Massachusetts Secretary of State William Galvin is facing a Democratic primary challenge from Boston City Councilor Josh Zakim.

The two jabbed at each other repeatedly Tuesday during a debate on WGBH.

Zakim said Galvin was slow to embrace same-day voter registration and faulted him for accepting donations from people with business before his office Galvin, first elected to the office in 1994, pointed to his oversight early voting in the 2016 election for the first time in Massachusetts.

Whoever wins will face Republican Anthony Amore in the November election.

7th CONGRESSIONAL DISTRICT

Boston City Councilor Ayanna Pressley is mounting an uphill fight to unseat longtime incumbent U.S. Rep. Michael Capuano in the Democratic primary for the state's 7th Congressional District.

The race is garnering attention after Alexandria Ocasio-Cortez — whom Pressley counts as a friend — shocked the New York Democratic establishment with her June 26 primary victory over 10-term U.S. Rep. Joe Crowley.

The race is also being closely watched in part because the district is the state's first majority-minority district. Pressley is African-American. Capuano is white.
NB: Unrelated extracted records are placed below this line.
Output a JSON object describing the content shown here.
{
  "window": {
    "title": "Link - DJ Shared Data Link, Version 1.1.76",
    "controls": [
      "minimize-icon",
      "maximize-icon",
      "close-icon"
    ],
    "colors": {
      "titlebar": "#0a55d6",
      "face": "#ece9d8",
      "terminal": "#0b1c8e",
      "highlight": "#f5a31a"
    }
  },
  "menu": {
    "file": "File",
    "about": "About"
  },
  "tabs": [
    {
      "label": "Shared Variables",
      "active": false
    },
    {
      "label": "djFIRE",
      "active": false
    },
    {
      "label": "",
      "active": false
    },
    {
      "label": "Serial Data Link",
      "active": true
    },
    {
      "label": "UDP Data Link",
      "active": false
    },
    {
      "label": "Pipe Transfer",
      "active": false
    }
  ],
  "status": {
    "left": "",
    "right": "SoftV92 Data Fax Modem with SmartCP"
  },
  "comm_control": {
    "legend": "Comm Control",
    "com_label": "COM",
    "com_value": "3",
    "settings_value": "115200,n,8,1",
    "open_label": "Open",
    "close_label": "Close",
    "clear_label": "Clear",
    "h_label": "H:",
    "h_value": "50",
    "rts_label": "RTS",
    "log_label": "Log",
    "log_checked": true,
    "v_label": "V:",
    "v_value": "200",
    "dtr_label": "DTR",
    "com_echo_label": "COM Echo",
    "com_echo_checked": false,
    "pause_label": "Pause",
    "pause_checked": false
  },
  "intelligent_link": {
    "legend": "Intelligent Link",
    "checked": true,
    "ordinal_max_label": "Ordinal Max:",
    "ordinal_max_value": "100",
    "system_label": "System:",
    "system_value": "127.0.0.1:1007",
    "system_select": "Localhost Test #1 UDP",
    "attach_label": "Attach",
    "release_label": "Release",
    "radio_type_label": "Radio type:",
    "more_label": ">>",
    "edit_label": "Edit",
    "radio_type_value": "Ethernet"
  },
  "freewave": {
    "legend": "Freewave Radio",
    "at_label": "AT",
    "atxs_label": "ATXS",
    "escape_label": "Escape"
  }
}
OTHER CONGRESSIONAL PRIMARIES

The most crowded congressional contest is in the 3rd Congressional District where incumbent Democratic Rep. Niki Tsongas isn't seeking re-election. The open seat has drawn wide interest, with 10 Democratic candidates vying for their party's nomination. A single Republican is in the race.

In the 1st Congressional District, attorney Tahirah Amatul-Wadud is challenging long-time incumbent Rep. Richard Neal.

In the state's 8th Congressional District, software engineer and video game developer Brianna Wu is hoping to oust another long-time incumbent Rep. Stephen Lynch, in the Democratic primary. The primary also includes Democrat Christopher Voehl.

In the state's 4th Congressional District Gary Rucinski is challenging Democratic Rep. Joseph Kennedy and in the 9th Congressional District, Democratic incumbent Rep. Bill Keating is fielding a challenge from William Cimbrelo.

OTHER PRIMARIES

Two Republicans — James McMahon and Daniel Shores — are vying for the chance to challenge Democratic incumbent Attorney General Maura Healey in November.

Two Democrats — Quentin Palfrey and Jimmy Tingle — are running against each other for the chance to join the Democratic gubernatorial ticket in November as the party's choice for lieutenant governor.

There are two contested Republican congressional primaries. In the 2nd Congressional District, Republicans Tracey Lovvorn and Kevin Powers are facing off for the chance to challenge incumbent Democratic Rep. James McGovern in November.

And in the 5th Congressional District, Republicans John Hugo and Louis Kuchnir are battling to take on Democratic incumbent Rep. Katherine Clark in the general election.